Ein Beispiel ist das Bedürfnis nach flexiblen Arbeitsumgebungen. Zudem gibt es im digitalen Zeitalter zunehmend papierlose Büros. Da es immer weniger Gestelle für Ordner braucht, fehlen Raumtrenner und Wände für den Rückzug. Im Rahmen eines Architekturprojekts habe ich deshalb die mobile Möbeltypologie «Dancing Wall» entwickelt, die mittlerweile von Vitra vertrieben wird. Der Name spielt auf die flexible Form des Arbeitens an, auf die junge Generation der Arbeitnehmer, die sich als Teamplayer sehen, denen die Work-Life-Balance wichtig ist. Arbeiten wird zur Choreografie. Doch auch das Besitzen verändert sich. Es gibt neue Mietmodelle. Vom Serviced-Office über Co-Working-Welten bis hin zu vollausgestatteten Wohnungen. Trotzdem bleibt das Bedürfnis nach Identität stiftenden Räumen und Möbeln bestehen.

Welche Gegenstände brauchen Sie zum Leben?
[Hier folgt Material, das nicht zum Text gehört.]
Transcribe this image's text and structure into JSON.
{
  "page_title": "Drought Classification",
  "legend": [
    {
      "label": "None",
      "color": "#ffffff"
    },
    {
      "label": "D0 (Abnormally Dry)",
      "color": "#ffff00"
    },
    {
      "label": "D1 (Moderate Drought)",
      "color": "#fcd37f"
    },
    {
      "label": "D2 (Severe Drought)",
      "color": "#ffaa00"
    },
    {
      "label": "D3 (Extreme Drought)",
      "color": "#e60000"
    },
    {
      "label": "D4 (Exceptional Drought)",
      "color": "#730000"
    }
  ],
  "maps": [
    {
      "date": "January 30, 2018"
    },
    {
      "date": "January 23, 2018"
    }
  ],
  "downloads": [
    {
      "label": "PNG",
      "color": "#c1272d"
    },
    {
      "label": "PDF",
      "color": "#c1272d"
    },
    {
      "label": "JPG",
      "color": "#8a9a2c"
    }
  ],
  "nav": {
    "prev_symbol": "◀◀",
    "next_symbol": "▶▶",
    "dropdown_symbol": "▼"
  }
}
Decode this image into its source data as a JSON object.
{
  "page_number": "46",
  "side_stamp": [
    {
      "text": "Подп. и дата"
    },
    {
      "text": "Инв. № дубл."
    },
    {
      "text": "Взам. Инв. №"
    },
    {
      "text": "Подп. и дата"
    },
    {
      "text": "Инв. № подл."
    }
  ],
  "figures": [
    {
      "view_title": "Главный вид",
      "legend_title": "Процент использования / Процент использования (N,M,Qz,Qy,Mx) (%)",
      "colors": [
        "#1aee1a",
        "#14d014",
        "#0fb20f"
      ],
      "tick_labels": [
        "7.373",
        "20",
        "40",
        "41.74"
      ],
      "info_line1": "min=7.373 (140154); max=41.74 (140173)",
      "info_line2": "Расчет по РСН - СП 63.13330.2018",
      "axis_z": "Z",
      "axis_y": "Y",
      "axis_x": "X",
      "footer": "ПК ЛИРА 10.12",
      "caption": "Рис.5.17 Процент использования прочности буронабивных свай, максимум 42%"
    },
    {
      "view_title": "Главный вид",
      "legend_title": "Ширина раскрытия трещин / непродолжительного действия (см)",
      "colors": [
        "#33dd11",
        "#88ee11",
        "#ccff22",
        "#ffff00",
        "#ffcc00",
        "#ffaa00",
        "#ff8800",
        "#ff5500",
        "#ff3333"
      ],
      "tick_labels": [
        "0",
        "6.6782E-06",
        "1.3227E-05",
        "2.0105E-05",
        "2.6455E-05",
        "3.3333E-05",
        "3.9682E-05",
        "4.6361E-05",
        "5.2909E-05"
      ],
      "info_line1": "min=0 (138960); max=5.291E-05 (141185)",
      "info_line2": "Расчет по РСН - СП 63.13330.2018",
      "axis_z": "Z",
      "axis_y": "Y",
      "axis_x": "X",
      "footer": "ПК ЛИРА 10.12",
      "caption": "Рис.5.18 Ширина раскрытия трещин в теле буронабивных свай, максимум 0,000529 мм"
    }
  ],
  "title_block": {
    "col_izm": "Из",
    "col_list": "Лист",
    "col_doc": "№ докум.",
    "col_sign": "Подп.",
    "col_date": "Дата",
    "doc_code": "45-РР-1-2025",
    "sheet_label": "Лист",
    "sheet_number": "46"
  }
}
Ich brauche nicht so viel. Bücher, Tisch, Stuhl, Sofa, Uhr. Ich suche mir die Dinge, die mich umgeben, bewusst aus. Mein verstorbener Geschäftspartner Hannes Wettstein drückte es einmal schön aus: «Wer sparen will, kauft sich etwas Wertvolles.» Das heisst jetzt aber nicht, dass ich meine Suppe mit einem goldenen Löffel esse.

Was soll Design bewirken?

Ich glaube, Design hat einen wichtigen Stellenwert heute, und in Zukunft noch mehr. Denn: 1. Design hilft in einer Welt von unglaublichem Überangebot eine Orientierung zu geben und Identität zu stiften. 2. Im holistischen Ansatz gesprochen, ist es essenziell, dass sich neue Formen von Leben, Arbeiten, Kommunizieren auch physisch abbilden. 3. Design kann neue Formen von Wohnen und Arbeiten provozieren und realisieren. Doch Design ist eigentlich ein blödes Wort.

Bitte?

Alles ist «designt» heutzutage. Und somit verliert der Begriff an Wert und wird zum reinen Marketinginstrument. Andererseits umschreibt der Begriff viele Dinge, für die es wenig alternative Bezeichnungen gibt. Ich bin Architekt und Designer, und kann mit diesem Titel gut leben.

Welche Designs könnten wir in Zukunft brauchen?

Jene, die den Alltag positiv beeinflussen. Sei es, indem sie intelligent mit Platzmangel umgehen, die Plastikschwemme mindern oder dafür sorgen, dass wir weniger physisch reisen.